A friend and I were sitting across the table from two Muslim
men, talking about faith. The conversation was amicable, the atmosphere
friendly. At one point, one of the Muslim men interrupted himself to reassure
us, “We’re not trying to convert you.”
I responded candidly: “Well, we’d love to see you become
Christ-followers,” then went on to say that such a decision was theirs alone.
Coercion can never produce real faith.
I really do not understand how someone who believes he has
been let in on the truth – truth that would benefit others and improve their
lives – would not want others to believe it too. Jesus’s people are to be ready
to share the reason for their hope. St. Peter wrote, “…always be ready to give
an answer to anyone who asks about the hope you possess.”
Yet, this week the Barna Group reported that nearly half of
practicing Christian Millennials agree that it is at least somewhat “wrong to
share one’s personal beliefs with someone of a different faith in hopes that
they will one day share the same faith.” Paradoxically, those same Millennial
Christians are more likely to consider themselves capable of answering
questions about the faith than any other generational group. Yet they remain
silent.
This may reflect, in part, an unthinking acceptance of a
worldview that holds religion to be a principal cause of conflict. But I
suspect there is more to it than that. Millennials are articulating a concern
that Christians of all generations share but are too embarrassed to discuss: a
concern about the appropriateness of the way evangelism is routinely practiced.
The word “evangelism” is derived from a biblical term for
telling the good news. But evangelism as it is often practiced looks a whole
lot more like selling the good news. Non-Christians are viewed as “sales
leads,” and sales tactics are routinely employed. One of my mentors – a good
and loving man, who was also a salesman by profession – taught me to ask
people, “Is there any reason why you should not accept Christ today?” because,
he said. it is always easier for people in a sales encounter to answer no than
yes.
“Evangelism Explosion,” an influential evangelism training
program that was developed in the 1970s, taught evangelists the same kind of
techniques that door-to-door vacuum sweeper salespeople employ. The goal was to
get the “contact” – the church would furnish a list of prospects – to “sign on
the dotted line” by praying to receive Christ. Following the evening campaign, the
evangelists met together to debrief and to celebrate successes.

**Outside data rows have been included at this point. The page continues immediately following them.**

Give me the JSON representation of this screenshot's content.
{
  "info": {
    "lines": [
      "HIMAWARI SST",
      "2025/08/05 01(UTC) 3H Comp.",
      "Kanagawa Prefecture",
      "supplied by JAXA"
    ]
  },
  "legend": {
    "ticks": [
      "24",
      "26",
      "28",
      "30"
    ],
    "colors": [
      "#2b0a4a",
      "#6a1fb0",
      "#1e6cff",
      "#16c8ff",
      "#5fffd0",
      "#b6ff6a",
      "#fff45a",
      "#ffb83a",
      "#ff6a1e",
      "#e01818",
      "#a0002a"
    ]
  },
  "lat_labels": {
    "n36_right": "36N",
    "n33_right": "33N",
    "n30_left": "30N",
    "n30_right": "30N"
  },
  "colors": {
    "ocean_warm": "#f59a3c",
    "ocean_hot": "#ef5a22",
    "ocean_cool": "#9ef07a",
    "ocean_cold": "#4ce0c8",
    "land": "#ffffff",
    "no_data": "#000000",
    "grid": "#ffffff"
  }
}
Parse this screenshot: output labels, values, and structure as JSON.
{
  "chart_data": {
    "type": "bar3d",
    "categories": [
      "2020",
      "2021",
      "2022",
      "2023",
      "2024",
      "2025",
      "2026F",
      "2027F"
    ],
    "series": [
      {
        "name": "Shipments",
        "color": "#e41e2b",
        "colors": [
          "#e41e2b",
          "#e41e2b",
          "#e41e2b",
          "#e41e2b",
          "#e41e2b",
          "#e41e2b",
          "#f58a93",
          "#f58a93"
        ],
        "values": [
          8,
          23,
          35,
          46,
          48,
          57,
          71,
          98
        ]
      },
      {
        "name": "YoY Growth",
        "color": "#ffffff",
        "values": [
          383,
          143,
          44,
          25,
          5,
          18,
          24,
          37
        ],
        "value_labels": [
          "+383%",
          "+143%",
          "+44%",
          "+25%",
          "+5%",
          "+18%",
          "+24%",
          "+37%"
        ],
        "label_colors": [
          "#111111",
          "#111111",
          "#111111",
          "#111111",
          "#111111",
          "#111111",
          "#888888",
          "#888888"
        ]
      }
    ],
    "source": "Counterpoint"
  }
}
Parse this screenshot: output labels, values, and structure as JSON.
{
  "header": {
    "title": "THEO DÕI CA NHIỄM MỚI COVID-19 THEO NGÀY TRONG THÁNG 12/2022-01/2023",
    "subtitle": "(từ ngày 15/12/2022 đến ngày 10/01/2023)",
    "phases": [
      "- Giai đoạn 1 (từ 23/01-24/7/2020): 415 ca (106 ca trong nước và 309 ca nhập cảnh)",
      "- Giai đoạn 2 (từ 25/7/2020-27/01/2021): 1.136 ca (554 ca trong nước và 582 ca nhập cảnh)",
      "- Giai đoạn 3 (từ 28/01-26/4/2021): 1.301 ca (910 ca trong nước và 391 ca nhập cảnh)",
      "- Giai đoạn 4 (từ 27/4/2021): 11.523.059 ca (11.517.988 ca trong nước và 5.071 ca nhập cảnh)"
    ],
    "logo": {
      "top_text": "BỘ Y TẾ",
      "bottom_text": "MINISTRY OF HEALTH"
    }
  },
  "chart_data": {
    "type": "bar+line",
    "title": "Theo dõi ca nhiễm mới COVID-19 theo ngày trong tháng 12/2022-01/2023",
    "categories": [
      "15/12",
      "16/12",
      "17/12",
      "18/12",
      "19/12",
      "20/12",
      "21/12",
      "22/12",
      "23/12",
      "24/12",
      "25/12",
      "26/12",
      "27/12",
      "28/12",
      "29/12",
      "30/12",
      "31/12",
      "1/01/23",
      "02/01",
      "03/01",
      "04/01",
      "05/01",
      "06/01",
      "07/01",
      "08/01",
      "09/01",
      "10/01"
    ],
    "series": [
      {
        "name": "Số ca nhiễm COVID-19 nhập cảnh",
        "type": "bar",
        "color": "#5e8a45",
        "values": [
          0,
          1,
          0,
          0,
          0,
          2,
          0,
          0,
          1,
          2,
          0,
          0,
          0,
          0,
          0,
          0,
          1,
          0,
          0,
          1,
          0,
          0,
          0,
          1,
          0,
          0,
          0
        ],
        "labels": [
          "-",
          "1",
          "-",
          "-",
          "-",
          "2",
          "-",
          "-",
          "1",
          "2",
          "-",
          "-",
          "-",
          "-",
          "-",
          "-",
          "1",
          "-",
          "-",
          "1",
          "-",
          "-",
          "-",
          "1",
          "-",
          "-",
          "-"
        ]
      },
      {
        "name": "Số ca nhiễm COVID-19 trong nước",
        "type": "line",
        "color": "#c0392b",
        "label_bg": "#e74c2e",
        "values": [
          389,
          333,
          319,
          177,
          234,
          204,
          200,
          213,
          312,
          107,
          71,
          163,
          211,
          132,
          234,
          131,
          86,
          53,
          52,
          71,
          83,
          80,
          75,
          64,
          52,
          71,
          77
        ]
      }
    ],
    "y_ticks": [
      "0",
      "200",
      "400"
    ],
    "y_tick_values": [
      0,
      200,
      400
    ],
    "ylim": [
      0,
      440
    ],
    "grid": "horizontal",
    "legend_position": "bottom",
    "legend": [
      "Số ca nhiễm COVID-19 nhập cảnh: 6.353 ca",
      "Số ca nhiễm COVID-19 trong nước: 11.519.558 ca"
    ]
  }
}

The denomination in which I was ordained expected pastors to
practice this kind of evangelism, which left me feeling uncomfortable. I
believed I had a calling to serve Christ but knew I lacked the ability to succeed
in sales, which was regarded as a prerequisite of the calling.
I have come to think of this approach to evangelism as
misguided. Christ’s spokesmen are not salespeople, trying to talk folks into
doing something they would rather not do. They are not door-to-door salesmen, “peddling
the gospel,” as St. Paul scornfully put it. A salesman may be able to manipulate
people into buying a product against their will, but no one ever came to Christ
against their will.
As “witnesses to Christ,” which Jesus clearly expected his
followers to be, a person brings knowledge, gained by experience, to others. He
or she shares the good news, not because it’s expected but because it is
exciting. This is quite different from making a gospel sale.
Dallas Willard, lamenting what “witnessing” has become, wrote:
“Witnessing is not thought of as bringing knowledge, but as attempts to
convince people to do things … Witnessing has turned into a kind of process of
bothering people, and very few people witness because of this.”
Who wants to bother people?
The best thing church leaders can do to encourage people to share
the good news of Christ is to help them experience the life Jesus envisioned for,
and makes available to, them. As people live the Jesus-way and experience its
superiority, evangelism is the natural outcome. Instead of pushing people to share
the good news, church leaders must help them live the good life.